Board meetings, once perfunctory affairs where a few people commented on budgets, have turned into organized spectacles. Activists show up with printed materials. Speeches are orchestrated. Time that could be spent on actual educational policy gets consumed by theatrical performances.
Most troublingly, disagreements that could be resolved through reasonable discussion have become calcified into tribal identities. A parent concerned about age-appropriate book selection in the middle school library gets lumped in with book-banning extremists. A teacher advocating for inclusive curriculum gets labeled a propagandist.
Perhaps most importantly: the disappearance of middle-ground politics affects school boards just as much as national elections. Candidates aren't rewarded for nuance or compromise anymore. They're rewarded for absolute commitment to their side's culture war agenda.
What Comes Next?
The school board wars aren't slowing down. If anything, they're intensifying. National political operatives have figured out that school boards are where they can win without competing for presidential voters. Local elections have always been where parties could test messaging and build infrastructure. Now they're also where the culture war plays out most brutally.

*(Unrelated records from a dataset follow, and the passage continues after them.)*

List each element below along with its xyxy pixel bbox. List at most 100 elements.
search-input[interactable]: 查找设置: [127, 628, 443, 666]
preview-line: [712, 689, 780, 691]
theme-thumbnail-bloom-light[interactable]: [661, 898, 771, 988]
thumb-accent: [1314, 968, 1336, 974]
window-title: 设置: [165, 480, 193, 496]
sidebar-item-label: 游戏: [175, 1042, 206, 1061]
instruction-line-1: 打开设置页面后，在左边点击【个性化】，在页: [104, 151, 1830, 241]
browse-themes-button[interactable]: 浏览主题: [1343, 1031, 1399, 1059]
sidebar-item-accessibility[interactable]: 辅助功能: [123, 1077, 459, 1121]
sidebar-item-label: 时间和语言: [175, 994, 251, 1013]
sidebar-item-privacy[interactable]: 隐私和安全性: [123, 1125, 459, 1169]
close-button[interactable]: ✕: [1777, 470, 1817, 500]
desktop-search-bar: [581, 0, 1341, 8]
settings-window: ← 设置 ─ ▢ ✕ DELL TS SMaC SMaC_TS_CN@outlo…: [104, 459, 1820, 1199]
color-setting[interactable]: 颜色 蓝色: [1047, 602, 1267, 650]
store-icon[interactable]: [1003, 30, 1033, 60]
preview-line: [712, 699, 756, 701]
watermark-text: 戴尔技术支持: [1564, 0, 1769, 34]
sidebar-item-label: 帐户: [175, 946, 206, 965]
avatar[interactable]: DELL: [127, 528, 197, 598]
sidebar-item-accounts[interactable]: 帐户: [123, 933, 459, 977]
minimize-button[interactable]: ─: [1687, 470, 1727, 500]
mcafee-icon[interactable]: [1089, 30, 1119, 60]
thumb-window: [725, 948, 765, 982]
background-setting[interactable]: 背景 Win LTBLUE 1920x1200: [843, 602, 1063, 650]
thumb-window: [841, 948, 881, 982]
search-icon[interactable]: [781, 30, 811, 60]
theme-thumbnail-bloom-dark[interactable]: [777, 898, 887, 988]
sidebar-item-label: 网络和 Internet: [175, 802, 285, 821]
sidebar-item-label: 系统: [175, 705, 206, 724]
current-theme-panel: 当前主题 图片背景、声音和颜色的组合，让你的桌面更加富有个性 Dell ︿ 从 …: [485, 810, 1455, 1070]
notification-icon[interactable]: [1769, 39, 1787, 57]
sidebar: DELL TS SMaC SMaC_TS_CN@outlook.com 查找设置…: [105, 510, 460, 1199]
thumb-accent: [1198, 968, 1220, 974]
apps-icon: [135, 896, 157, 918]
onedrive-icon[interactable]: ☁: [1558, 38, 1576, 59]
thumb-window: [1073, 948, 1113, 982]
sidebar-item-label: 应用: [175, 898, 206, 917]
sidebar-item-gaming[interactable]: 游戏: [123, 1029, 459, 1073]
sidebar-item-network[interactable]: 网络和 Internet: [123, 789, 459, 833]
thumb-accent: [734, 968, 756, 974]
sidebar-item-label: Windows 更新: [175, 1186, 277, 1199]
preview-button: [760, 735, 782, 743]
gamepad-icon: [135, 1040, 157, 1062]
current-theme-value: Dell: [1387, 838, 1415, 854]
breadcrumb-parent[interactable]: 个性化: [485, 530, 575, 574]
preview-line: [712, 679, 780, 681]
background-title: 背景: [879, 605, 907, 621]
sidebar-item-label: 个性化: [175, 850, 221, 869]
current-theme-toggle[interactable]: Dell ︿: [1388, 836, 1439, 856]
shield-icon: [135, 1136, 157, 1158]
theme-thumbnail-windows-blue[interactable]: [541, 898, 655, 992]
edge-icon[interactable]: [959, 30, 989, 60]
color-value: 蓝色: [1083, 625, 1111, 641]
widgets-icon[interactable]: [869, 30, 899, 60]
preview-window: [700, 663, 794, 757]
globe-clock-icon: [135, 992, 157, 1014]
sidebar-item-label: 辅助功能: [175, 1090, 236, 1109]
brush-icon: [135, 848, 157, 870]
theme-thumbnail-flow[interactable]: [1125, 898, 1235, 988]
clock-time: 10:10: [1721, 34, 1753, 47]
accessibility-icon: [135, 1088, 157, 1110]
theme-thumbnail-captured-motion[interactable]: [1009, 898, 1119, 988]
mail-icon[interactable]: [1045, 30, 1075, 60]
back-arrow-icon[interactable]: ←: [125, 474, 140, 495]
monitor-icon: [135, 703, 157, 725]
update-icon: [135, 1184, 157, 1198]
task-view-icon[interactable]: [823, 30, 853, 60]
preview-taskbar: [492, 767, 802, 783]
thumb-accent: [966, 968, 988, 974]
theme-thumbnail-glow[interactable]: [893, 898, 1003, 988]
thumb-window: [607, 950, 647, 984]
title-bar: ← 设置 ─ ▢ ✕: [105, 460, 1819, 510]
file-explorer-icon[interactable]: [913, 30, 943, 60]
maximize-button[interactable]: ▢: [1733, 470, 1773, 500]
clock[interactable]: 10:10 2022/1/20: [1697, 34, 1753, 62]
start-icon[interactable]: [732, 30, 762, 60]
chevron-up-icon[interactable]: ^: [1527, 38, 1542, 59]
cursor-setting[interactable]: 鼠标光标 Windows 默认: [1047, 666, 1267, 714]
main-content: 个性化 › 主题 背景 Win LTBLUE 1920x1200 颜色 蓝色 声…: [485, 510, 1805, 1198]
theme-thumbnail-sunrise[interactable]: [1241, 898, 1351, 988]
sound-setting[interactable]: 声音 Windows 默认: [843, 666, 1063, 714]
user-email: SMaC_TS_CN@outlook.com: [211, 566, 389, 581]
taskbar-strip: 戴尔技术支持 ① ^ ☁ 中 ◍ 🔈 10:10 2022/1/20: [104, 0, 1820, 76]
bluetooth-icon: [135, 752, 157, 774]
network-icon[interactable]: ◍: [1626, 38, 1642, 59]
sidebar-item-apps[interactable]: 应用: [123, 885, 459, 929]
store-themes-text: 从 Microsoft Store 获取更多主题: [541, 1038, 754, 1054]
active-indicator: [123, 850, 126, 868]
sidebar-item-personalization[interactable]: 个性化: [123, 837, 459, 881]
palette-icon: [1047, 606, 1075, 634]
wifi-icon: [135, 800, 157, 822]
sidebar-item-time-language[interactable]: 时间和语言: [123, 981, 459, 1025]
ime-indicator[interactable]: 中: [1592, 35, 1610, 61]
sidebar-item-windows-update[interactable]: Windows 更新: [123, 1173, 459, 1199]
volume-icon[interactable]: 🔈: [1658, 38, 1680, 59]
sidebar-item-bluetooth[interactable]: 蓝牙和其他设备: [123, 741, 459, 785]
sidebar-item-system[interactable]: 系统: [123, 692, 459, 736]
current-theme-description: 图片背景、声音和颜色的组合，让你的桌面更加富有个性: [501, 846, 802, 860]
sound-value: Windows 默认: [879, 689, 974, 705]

What's uncertain is whether school board politics will eventually normalize or if this represents the new permanent reality. Will the national money and attention fade once the immediate political moment passes? Or have we permanently transformed local education governance into a function of national political parties?
Sarah Mitchell, the pediatric nurse from Missouri, decided to run for the school board seat herself in the next election cycle. "I couldn't sit on the sidelines," she said. "If this is going to be a war, I'm going to fight it. I just wish we could talk about schools again instead of culture wars."
That wish might be the most idealistic political sentiment expressed in American schools today.